A saúde em contradição

Correio Braziliense – 24/01/2012
Por Roberto Luiz D’Avila, Presidente do Conselho Federal de Medicina (CFM)

O Brasil vive estranha contradição no que se refere à assistência em saúde. De um lado, pode se orgulhar de possuir um dos maiores modelos públicos com acesso universal do planeta. O Sistema Único de Saúde (SUS) cobre a totalidade da população em ações que incluem vigilância e programas de prevenção (como as campanhas de vacinação) e ainda oferece tratamento para mais de 145 milhões de pessoas, que dele dependem exclusivamente para realizar consultas, exames, cirurgias e internações.

Por outro lado, uma das maiores políticas sociais do mundo sofre com a falta de financiamento que impede que os avanços se multipliquem e se consolidem.
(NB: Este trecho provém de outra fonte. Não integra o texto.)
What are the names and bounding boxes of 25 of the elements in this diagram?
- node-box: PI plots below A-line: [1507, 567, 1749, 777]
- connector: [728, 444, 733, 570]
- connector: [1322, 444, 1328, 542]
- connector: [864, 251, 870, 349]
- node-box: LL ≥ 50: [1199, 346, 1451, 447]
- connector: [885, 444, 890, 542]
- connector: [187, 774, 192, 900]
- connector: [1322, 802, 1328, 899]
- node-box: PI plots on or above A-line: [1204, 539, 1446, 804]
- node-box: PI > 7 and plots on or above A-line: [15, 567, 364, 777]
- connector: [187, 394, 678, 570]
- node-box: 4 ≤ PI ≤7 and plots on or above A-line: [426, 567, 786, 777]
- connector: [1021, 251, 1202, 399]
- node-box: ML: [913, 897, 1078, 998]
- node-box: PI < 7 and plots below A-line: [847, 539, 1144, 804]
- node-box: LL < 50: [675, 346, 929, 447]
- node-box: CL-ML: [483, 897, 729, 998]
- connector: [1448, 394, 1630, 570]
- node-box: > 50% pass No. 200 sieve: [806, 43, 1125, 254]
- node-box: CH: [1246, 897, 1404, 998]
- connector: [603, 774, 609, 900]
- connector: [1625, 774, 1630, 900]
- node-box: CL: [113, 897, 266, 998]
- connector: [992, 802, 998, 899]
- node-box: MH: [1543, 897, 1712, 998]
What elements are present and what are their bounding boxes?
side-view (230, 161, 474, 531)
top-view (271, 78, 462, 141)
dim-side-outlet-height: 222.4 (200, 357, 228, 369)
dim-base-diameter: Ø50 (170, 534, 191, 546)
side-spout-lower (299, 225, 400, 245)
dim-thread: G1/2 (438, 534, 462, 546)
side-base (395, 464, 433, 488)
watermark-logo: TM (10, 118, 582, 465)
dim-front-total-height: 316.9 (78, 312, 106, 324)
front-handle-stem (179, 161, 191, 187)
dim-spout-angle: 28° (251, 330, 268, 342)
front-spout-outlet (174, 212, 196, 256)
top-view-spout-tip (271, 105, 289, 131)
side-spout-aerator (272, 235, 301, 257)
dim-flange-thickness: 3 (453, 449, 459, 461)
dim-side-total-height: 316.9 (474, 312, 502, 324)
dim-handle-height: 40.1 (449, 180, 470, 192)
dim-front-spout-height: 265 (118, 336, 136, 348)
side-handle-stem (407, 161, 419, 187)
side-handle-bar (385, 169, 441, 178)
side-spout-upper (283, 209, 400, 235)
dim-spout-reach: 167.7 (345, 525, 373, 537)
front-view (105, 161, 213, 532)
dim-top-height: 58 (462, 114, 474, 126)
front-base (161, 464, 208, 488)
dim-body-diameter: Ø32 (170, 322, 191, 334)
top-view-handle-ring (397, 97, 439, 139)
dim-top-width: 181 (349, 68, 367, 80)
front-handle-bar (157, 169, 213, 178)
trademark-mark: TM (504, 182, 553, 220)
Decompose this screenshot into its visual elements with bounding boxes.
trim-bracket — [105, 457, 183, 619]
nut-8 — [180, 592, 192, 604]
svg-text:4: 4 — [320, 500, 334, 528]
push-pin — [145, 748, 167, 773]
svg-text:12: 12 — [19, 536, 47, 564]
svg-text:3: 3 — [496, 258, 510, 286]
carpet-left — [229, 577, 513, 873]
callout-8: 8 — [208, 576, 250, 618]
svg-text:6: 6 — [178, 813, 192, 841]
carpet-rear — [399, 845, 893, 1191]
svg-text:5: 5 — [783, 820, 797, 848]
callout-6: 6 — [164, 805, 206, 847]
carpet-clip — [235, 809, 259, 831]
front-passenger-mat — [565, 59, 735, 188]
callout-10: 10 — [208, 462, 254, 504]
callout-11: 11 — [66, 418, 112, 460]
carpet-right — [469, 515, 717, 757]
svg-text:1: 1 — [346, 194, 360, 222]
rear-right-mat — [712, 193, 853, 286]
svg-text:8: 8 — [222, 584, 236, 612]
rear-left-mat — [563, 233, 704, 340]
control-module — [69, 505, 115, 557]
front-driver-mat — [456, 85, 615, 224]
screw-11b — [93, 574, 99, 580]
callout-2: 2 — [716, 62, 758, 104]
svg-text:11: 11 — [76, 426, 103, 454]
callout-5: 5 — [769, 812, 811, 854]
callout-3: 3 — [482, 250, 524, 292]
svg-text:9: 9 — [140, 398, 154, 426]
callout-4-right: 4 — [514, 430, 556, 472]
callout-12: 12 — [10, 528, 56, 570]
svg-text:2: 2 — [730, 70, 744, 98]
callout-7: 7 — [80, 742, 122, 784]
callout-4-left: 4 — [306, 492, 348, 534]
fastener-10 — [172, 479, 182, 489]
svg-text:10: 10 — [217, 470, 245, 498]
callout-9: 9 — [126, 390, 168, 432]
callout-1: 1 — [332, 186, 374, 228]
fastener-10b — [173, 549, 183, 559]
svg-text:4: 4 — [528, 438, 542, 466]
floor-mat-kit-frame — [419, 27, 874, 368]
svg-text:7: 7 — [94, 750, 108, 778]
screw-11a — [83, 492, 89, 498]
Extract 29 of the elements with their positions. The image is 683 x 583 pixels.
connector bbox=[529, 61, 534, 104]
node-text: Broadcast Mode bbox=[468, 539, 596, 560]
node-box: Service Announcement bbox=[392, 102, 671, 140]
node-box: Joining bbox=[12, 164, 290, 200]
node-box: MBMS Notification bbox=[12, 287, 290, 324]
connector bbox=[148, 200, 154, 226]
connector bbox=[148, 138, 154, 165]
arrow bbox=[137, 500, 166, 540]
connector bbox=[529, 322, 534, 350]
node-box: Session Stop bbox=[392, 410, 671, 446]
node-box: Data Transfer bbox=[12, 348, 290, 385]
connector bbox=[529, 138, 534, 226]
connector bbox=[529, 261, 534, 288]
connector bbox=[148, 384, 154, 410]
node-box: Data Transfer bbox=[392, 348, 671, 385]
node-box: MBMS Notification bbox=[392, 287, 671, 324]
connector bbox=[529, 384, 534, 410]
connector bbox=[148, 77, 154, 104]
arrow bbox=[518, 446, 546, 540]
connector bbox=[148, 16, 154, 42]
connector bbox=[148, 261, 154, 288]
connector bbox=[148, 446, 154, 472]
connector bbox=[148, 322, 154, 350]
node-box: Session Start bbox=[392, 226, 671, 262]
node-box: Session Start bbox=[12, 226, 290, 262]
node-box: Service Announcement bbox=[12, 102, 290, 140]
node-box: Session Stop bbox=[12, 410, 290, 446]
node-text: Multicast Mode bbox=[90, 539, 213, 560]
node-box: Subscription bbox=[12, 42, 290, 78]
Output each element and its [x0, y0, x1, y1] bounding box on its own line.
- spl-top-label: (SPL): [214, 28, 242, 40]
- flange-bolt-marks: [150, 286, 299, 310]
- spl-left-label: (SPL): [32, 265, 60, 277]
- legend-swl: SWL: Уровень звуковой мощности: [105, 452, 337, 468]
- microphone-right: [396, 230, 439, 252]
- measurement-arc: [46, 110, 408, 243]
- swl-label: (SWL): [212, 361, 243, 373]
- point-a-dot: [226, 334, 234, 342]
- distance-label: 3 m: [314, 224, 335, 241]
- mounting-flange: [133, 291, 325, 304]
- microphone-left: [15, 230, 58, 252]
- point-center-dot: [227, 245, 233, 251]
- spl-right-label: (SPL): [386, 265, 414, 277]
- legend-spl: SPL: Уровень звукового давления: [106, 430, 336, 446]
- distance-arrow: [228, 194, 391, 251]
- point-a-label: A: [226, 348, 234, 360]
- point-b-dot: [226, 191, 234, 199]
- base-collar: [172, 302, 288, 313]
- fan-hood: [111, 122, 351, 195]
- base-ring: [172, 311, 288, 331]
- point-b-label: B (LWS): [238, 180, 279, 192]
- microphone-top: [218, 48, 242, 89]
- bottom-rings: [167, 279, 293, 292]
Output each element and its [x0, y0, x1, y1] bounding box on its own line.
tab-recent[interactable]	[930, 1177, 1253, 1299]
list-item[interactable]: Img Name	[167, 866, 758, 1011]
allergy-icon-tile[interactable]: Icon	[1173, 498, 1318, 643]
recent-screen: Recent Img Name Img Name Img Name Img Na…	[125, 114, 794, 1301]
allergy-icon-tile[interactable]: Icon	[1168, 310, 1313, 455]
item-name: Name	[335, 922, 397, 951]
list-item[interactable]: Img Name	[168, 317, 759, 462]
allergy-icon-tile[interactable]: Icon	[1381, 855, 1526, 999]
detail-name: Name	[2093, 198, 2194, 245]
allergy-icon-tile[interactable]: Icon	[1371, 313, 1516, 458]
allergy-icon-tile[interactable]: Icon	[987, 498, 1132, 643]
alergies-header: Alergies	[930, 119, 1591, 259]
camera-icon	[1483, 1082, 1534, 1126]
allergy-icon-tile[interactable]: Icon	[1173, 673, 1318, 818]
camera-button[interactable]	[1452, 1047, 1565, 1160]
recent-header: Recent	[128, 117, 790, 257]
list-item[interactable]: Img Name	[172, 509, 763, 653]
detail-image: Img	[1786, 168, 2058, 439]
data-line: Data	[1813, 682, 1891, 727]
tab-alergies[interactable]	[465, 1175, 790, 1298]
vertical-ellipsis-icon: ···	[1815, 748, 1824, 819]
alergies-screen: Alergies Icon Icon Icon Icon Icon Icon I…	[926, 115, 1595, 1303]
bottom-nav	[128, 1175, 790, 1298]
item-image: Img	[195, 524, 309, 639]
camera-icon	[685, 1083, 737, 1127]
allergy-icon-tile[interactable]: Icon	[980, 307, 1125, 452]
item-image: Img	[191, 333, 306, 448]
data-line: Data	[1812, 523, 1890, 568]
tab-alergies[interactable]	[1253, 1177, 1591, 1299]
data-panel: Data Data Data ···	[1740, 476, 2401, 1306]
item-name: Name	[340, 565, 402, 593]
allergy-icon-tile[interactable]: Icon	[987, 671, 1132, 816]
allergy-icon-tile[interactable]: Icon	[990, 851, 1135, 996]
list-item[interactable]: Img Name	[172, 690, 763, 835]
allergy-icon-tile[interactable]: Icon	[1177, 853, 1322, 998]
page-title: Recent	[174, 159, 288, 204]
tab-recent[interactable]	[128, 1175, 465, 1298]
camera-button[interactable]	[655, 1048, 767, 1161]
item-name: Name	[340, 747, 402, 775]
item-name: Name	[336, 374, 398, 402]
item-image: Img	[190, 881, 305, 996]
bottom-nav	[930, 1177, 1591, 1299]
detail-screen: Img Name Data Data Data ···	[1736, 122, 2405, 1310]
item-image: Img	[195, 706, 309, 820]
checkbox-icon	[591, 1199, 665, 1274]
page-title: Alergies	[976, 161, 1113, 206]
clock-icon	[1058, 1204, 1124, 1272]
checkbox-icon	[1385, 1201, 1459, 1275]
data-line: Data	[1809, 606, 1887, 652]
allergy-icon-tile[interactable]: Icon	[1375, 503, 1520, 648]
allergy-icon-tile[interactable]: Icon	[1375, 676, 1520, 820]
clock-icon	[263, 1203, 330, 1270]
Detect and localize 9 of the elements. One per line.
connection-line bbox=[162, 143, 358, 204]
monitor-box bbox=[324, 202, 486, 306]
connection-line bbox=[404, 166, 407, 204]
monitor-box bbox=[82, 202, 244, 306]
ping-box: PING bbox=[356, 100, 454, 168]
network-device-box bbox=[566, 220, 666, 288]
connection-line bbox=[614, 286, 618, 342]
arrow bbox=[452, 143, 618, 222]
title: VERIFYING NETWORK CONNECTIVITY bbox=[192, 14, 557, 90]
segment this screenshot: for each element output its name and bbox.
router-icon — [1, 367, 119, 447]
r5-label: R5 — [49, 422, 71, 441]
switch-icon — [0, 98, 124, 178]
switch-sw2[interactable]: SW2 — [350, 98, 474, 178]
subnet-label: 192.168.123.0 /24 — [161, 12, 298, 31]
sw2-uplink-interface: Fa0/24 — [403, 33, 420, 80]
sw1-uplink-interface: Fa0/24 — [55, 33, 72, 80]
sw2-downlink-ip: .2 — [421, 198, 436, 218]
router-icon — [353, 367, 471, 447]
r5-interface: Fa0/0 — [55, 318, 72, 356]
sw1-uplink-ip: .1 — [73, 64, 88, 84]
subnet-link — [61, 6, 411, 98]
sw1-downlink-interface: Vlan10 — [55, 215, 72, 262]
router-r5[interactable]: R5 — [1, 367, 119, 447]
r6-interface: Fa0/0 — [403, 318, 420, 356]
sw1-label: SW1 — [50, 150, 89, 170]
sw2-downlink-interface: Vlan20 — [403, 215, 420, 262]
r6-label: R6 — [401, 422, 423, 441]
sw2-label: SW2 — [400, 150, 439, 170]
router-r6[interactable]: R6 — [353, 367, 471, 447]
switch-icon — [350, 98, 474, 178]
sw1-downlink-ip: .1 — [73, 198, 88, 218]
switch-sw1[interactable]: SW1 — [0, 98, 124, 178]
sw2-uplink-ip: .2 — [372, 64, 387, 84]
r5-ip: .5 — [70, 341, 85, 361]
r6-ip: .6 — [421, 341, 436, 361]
O volume de recursos investidos no SUS está aquém das suas necessidades e, principalmente, das possibilidades existentes dentro do caixa público. Em consequência, essa visão distorcida acentua as desigualdades no acesso, impedindo que o Sistema Único alcance plenamente seus objetivos.

Estamos na contramão da história. Estudos comprovam que os países com melhores indicadores de saúde são aqueles com sistemas universais de assistência, com forte participação do Estado no financiamento, na gestão e na prestação de serviços. É o caso de Alemanha, França, Itália, Espanha, Inglaterra e outros. Em todos, a fórmula do sucesso se repete: os governos investem em saúde parcela significativa de seus orçamentos totais, orientando alto percentual do PIB ao atendimento das necessidades da área.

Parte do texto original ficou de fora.